Nel Pd si scannano sul lavoro ma danno la fiducia in bianco

Il Jobs Act al voto in Senato nella notte: 36 parlamentari democratici firmano un documento di dissenso sull'articolo 18 e il senatore Tocci annuncia le dimissioni La battaglia si sposta già alla Camera

Già lo chiamano «Bluff Act». Il «Jobs» s'è perduto nel grottesco di una giornata che plasticamente rappresenta quel che accade al di sopra e al di sotto del visibile. A Milano il presidente del Consiglio parla compassato in conferenza stampa - anzi piuttosto impettito e rafforzato dalla salve di elogi sperticati dei colleghi europei (da «fantastico» a «passo importante e di grande impatto»). Angela Merkel e Barroso, Van Rompuy e Schulz ne parlano come di bottino già nel carniere, eppure proprio in quelle ore nel Palazzo in via d'estinzione, la «Madama» che fa tanto barocco e cattivo presagio, sta andando in scena l'ultimo atto tumultuoso di una bagarre senza fine. Volano libri e parolacce, senatori «onorevoli» ormai soltanto per un vacuo cerimoniale aggrediscono commessi e occupano scranni, ostruiscono e cercano di rallentare il treno che sembra volerli maciullare. Ne resta investito il partito del premier - paradosso dei paradossi - e dunque alla fine se Matteo Renzi la spunta, la spunta lui e lui soltanto. Non il partito riottoso e ipocrita che rinvia la guerriglia alla prossima Camera.

Il provvedimento di delega al governo, la «scatola vuota» e «depotenziata», l'«occasione perduta» come la definisce un'opposizione di nome e magari non di fatto, passa così all'ora del cicchetto notturno, quasi del «bicchiere della staffa». Quando cioè s'è bevuto e mangiato, il peggio d'una brutta giornata è passato, e non si vede l'ora di rifugiarsi nelle coltri per smaltire e digerire quel piatto che resta sullo stomaco. Sapendo che, forse, è costato un occhio della testa e per di più il conto era truccato. «Carico» oltremisura, nel linguaggio dell' oste. Si vota «consapevoli - tanto per usare la misura della vicepresidente del Senato Linda Lanzillotta - che l'Italia si gioca l'osso del collo». Ma è questo il terreno sul quale Renzi s'è giocato credibilità e futuro, e la rigidità del suo «non molliamo» sta tutta in questa sfida oltre la quale non c'è molto.
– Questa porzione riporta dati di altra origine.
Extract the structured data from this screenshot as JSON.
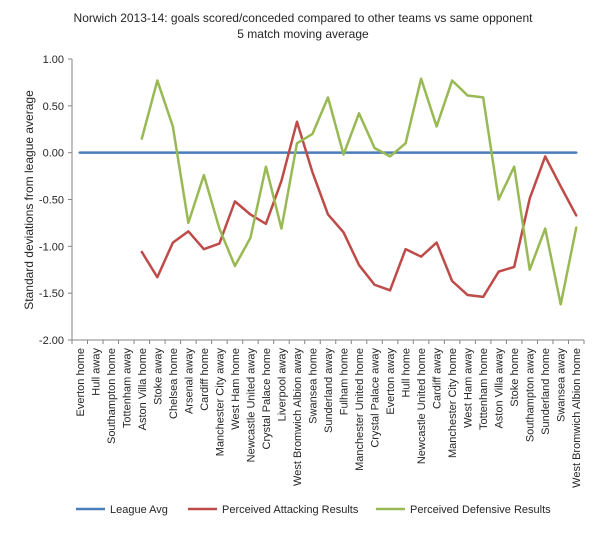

Forse soltanto l'arrivo della «troika» europea e della paventata manovra punitiva da 40 miliardi.

Renzi ha puntato d'azzardo, e che a nessuno venga in mente di andare a vedere il «bluff». Le carte, per ora, restano assai scarne di contenuti: la fiducia s'è votata a scatola chiusa, anzi vuota. Dentro, come sembra di capire dagli interventi del ministro Poletti, ci potrà finire di tutto. A cominciare dall'art.18 che, dice il ministro del Lavoro, «è una parte significativa ma non è una sorta di alfa e omega delle nostre riflessioni». Su di esso si sono create «forse eccessive aspettative,ma è meno decisivo di quello che si possa ritenere».

Non si misurerà dunque su questo la vittoria renziana, piuttosto sul fatto di aver piegato - probabilmente umiliato - la minoranza interna del Pd. Costretta ancora una volta a dare il peggio di se stessa, in una rincorsa affannosa di rotture e rattoppi, con il bersaniano D'Attorre e l'(ex?) giovane turco Fassina spediti al Senato per cercare compromessi e rinvii, mantenere la calma ma anche ottenere il massimo ottenibile (alla fine, condensato in una frase di Poletti: «Nella stesura dei decreti delegati terremo conto della diversità di posizioni sull'articolo 18»). Ancora una volta la scissione dell'atomo s'avvera sotto gli occhi depressi e sbigottiti di una maggioranza che si regge nel nome di Matteo: un pugno di «civatiani» impenitenti si eclissa, i «cuperliani» vagheggiano documenti, Gotor e altri 35 sottoscrivono invece un cahier de doléance di carattere surreale, nel quale le premesse bocciano senza appello il governo, eppure le conclusioni smentiscono le premesse. «Ci sentiamo responsabili verso il Paese che vive una profonda crisi, un Paese che ha bisogno di un governo autorevole». Ergo, «voteremo la fiducia».

Walter Tocci lo farà, ma annunciando che si dimetterà da senatore. La battaglia ricomincerà così alla Camera, dopo che Renzi avrà calato il quinto «asso», quello finora ben nascosto nella manica. Già, ma nel mazzo non ce n'erano solo quattro?